El citado Mausoleo de Augusto, que visto los enterramientos, bien podía llamarse de los Julios, fue
imitado por Adriano. La llamada Mole Adriana, transformada en el Castillo de Sant´Angelo, es
todavía uno de los monumentos más impresionantes de Roma. Su enorme masa, enteramente
desfigurada por las reformas, domina aún hoy la mitad de la Urbe, en la orilla derecha del Tiber.

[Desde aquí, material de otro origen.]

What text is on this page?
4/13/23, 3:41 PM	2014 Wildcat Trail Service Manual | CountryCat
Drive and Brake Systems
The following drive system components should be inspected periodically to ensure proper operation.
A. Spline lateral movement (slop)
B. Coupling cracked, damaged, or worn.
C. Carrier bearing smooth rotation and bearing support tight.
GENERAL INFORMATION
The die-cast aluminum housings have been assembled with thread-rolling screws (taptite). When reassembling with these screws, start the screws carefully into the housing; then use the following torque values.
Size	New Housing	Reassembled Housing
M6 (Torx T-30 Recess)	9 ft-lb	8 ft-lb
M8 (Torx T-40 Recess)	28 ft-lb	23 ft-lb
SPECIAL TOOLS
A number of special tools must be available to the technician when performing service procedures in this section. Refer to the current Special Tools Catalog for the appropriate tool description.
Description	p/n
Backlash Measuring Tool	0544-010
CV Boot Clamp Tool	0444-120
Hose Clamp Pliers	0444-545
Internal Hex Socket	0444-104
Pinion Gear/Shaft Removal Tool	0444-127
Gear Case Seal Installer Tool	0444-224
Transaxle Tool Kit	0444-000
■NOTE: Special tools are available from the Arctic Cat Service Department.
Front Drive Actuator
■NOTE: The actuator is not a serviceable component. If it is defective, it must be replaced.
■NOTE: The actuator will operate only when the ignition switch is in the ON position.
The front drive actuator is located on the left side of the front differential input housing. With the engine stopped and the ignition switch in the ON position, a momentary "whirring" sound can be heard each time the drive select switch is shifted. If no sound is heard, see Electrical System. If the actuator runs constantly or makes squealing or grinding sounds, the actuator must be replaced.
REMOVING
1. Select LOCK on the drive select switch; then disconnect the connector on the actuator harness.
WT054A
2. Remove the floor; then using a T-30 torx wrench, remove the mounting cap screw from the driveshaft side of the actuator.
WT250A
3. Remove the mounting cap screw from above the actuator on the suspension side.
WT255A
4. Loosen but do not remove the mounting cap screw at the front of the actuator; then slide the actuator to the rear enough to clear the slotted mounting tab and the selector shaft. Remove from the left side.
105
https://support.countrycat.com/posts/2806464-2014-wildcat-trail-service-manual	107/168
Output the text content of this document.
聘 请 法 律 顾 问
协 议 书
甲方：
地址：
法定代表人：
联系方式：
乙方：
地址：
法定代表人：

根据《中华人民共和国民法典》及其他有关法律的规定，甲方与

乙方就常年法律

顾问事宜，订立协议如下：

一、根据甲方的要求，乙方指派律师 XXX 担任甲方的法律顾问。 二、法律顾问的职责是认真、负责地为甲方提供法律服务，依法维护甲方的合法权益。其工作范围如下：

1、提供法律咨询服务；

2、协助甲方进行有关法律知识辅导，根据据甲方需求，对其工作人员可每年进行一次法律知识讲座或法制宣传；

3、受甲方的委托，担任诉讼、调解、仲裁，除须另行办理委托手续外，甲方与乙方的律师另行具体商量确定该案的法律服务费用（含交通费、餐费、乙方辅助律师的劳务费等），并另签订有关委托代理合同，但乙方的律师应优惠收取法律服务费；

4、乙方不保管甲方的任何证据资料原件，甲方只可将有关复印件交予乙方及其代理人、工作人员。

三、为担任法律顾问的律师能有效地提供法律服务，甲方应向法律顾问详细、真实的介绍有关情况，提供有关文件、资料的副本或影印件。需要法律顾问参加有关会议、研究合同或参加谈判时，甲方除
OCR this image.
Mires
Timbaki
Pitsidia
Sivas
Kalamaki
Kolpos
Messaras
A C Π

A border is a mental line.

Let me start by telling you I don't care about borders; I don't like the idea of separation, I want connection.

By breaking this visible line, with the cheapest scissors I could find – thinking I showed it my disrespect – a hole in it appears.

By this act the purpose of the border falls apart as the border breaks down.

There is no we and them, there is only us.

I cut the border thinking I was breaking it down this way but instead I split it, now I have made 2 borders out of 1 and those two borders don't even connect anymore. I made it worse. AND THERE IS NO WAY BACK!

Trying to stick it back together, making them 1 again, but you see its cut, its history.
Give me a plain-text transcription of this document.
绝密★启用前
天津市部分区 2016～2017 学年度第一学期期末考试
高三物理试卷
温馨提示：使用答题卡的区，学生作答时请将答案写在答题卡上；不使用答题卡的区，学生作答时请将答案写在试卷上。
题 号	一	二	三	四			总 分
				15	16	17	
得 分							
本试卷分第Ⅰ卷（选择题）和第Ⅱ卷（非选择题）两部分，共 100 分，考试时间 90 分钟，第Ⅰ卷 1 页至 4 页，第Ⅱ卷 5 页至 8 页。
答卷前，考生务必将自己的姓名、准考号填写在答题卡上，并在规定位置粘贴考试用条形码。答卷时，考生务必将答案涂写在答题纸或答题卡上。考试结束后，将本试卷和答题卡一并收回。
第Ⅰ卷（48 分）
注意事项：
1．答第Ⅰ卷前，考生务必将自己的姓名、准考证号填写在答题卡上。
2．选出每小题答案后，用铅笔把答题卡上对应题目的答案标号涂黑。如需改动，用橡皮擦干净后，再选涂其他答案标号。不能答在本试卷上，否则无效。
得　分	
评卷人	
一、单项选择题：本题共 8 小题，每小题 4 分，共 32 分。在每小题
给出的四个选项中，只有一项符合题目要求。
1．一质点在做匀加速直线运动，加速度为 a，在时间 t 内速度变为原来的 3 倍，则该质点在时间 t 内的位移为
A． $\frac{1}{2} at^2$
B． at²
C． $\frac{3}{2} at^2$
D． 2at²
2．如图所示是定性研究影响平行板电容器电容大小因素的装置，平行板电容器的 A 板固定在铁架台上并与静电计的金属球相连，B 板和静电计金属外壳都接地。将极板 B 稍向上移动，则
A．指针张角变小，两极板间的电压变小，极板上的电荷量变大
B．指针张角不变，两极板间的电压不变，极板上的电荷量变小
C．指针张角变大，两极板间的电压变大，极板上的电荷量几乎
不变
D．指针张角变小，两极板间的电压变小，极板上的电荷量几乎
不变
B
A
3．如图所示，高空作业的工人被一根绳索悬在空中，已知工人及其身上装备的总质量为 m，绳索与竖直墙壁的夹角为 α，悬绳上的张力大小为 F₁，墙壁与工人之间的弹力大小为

Estaba formado por un poderoso cuerpo cilíndrico de 21 metros de altura y 64 metros de diámetro,
con un recinto revestido de mármol. Un túmulo de tierra con cipreses y otras plantas, probablemente
remataba la cima, mientras que coronando todo el monumento, se elevaba la gran cuadriga de bronce
dorado con la estatua del Emperador. Adriano fue sepultado en el Mausoleo, un año después de su
fallecimiento, en el 139 d.C. cuando la obra fue terminada por el emperador Antonino Pío.

Con forma de torre, de planta cuadrada, o tumba tipo campanile, está la de los Julios en Saint-
Remy, Provenza.De forma exótica o caprichosa, son la Pirámide de Cayo Cestio y la tumba del
panadero Marco Virgilio Eurysaces, del 476 d.C. Ambas en Roma.